Yapıldığında "1000 yıl sürecek" denilen 28 Şubat darbesinin üzerinden 20 yıl geçti.
Dün o döneme ilişkin yürütülen davada savcı, 60 kişi hakkında ağırlaştırılmış müebbet istedi.
Aralarında dönemin Genelkurmay Başkanı İsmail Hakkı Karadayı ve general Çevik Bir de var.
İddianame daha önce kabul edildiği için sanıklar zaman aşımıyla yırtamayacak.
Mahkeme sonunda ne ceza alırlar, bilemiyoruz.

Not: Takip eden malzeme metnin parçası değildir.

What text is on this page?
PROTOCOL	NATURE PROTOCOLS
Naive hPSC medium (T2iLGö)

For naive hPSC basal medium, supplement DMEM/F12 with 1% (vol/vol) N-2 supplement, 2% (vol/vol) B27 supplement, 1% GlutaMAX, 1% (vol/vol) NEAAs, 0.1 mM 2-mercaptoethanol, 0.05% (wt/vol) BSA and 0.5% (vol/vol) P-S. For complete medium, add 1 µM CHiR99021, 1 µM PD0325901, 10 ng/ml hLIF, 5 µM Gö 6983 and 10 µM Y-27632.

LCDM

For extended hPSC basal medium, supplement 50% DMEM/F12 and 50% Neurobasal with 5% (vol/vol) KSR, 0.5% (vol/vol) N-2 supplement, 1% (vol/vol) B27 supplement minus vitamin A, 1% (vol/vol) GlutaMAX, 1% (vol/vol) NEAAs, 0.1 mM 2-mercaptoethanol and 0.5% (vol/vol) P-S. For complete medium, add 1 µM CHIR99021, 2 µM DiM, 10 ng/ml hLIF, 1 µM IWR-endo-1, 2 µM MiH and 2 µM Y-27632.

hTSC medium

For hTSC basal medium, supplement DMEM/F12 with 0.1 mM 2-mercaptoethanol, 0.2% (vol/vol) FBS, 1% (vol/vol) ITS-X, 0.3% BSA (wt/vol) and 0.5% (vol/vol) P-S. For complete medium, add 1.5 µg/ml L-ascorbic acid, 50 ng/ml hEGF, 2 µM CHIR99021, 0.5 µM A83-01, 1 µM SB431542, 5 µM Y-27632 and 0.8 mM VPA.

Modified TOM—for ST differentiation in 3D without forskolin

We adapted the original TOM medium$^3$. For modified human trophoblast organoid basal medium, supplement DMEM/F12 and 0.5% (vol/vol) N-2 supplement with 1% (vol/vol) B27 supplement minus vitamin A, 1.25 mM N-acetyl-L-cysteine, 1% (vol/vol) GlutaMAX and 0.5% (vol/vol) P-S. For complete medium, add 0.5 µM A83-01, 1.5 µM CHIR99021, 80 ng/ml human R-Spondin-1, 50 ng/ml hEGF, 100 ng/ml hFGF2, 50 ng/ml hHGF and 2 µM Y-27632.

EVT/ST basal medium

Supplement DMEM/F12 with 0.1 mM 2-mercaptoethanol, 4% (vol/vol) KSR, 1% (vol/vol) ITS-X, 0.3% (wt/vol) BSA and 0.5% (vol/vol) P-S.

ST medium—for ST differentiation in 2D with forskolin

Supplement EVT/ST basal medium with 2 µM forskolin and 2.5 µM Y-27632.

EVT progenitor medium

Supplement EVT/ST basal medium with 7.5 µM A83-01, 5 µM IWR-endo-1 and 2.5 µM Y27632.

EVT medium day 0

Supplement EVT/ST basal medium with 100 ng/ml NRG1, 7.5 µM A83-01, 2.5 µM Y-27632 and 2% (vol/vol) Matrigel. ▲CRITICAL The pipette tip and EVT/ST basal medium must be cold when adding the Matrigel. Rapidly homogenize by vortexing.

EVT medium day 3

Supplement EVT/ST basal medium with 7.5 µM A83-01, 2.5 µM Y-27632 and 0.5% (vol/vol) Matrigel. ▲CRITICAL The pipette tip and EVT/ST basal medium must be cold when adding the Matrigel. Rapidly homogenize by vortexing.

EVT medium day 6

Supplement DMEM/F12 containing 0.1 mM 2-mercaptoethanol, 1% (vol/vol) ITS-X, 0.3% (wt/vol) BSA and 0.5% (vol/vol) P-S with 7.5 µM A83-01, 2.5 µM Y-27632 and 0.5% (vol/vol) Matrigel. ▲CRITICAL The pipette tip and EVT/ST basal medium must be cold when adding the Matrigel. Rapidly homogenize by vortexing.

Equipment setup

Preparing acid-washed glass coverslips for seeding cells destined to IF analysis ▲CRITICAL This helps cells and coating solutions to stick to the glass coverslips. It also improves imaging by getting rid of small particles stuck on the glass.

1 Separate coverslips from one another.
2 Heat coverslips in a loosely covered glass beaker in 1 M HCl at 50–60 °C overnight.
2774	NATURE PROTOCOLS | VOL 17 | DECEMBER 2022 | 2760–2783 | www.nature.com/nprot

Önemi yok, zaten derdimiz de üzüm yemek.
Sonuç ne olursa olsun sivil bir yönetim döneminde görülen davanın bu aşamaya gelmesi bile, Türkiye'nin "erken kalkanın darbe yaptığı" bir ülke olmaktan uzaklaştığının göstergesi.
Fakat yetmez!
***
Zira dönemin mağdurlarından olmasına karşın koalisyon ortağı
Necmettin Erbakan kadar adı anılmayan eski başbakanlarımızdan
Tansu Çiller'in söyledikleri önemli.
28 Şubat'la ilgili ifadesine kulak verelim:
"Daha önce '28 Şubat darbedir' dedim. Bugün ikinci kez huzurunuzdayım.
Aynı şeyi ifade ediyorum.
Belki alışılmış bir darbe değildir. Bir post modern darbedir.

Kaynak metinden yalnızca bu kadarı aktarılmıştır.